In what has become a legal morass, Levi Strauss & Co. has finalized settlements with most of the workers who said they suffered discrimination, while four plaintiffs have filed a countersuit claiming they were mistreated by the lawyers involved.

At least a dozen lawyers have played a role in litigating the lawsuit in which more than 100 Levi Strauss employees accuse the jeans manufacturer of retaliating against them for collecting workers’ compensation. After a few plaintiffs won $10.6 million in a court decision that was later thrown out, the company settled with most of them.

Settlement agreements with about 80 plaintiffs were completed recently, nearly a year after the deal was struck. The settlement process was stalled because four plaintiffs refused to accept the all-or-nothing offer, and Levi Strauss sued in federal court to enforce the deal.

Those four plaintiffs- Leticia Pacheco, Sophia Cardona, Maria Elena Gomez and Maria Cecilia Nunez- insist they never accepted the settlement. They have filed claims against the five lawyers who handled their cases against Levi Strauss. They are still in negotiations.

“We’ve never had a lawyer who has been honest and decent,” Pacheco said. “They’re just playing this big game, and we’re made to feel small because we don’t know the law.”

None of the women are fluent in English, and they said their requests to have the legal documents translated to Spanish were ignored. They claim the lawyers negotiated among themselves and didn’t explain what was happening. The women said they felt used and belittled.

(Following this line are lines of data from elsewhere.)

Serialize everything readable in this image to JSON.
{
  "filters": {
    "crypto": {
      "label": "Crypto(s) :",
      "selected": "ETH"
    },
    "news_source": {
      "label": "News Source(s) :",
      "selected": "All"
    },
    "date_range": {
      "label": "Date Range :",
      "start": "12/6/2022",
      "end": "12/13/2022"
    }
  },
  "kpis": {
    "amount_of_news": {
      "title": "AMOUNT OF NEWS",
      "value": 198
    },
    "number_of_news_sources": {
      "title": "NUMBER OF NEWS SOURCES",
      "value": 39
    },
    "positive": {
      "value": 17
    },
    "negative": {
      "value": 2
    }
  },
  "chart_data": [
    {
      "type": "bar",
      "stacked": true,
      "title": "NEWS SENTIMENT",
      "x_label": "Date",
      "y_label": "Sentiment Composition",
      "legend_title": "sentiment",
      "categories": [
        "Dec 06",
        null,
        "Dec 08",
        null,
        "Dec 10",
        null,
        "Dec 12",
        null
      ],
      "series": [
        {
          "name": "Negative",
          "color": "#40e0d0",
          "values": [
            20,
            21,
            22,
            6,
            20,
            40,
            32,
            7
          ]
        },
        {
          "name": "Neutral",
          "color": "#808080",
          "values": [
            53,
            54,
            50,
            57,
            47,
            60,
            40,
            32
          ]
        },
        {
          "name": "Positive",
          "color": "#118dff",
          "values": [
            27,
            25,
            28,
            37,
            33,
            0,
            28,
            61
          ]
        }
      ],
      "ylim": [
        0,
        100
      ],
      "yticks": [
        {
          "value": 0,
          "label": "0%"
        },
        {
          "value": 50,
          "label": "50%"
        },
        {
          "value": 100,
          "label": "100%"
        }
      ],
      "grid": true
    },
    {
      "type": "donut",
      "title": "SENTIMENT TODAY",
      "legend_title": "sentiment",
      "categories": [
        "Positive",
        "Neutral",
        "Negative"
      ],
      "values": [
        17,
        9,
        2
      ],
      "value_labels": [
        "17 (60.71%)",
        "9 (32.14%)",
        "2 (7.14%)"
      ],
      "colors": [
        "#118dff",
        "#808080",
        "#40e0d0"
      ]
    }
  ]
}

But in affidavits filed in federal court, the lawyers said all four women did accept the settlement and signed the papers. In the $2.6 million deal with the 80 plaintiffs, the share for Pacheco, Cardona and Gomez was more than $100,000 each, and the share for Nunez was $50,000.

They were among the second group to settle. The first settlement involved 23 plaintiffs, but the terms of the agreement were not disclosed by the lawyers or in legal documents. One of the original plaintiffs’ lawyers, Jim Scherr, said all parties are bound to a confidentiality agreement.

He issued one statement: “We’re please that it’s resolved and that we were able to help people.”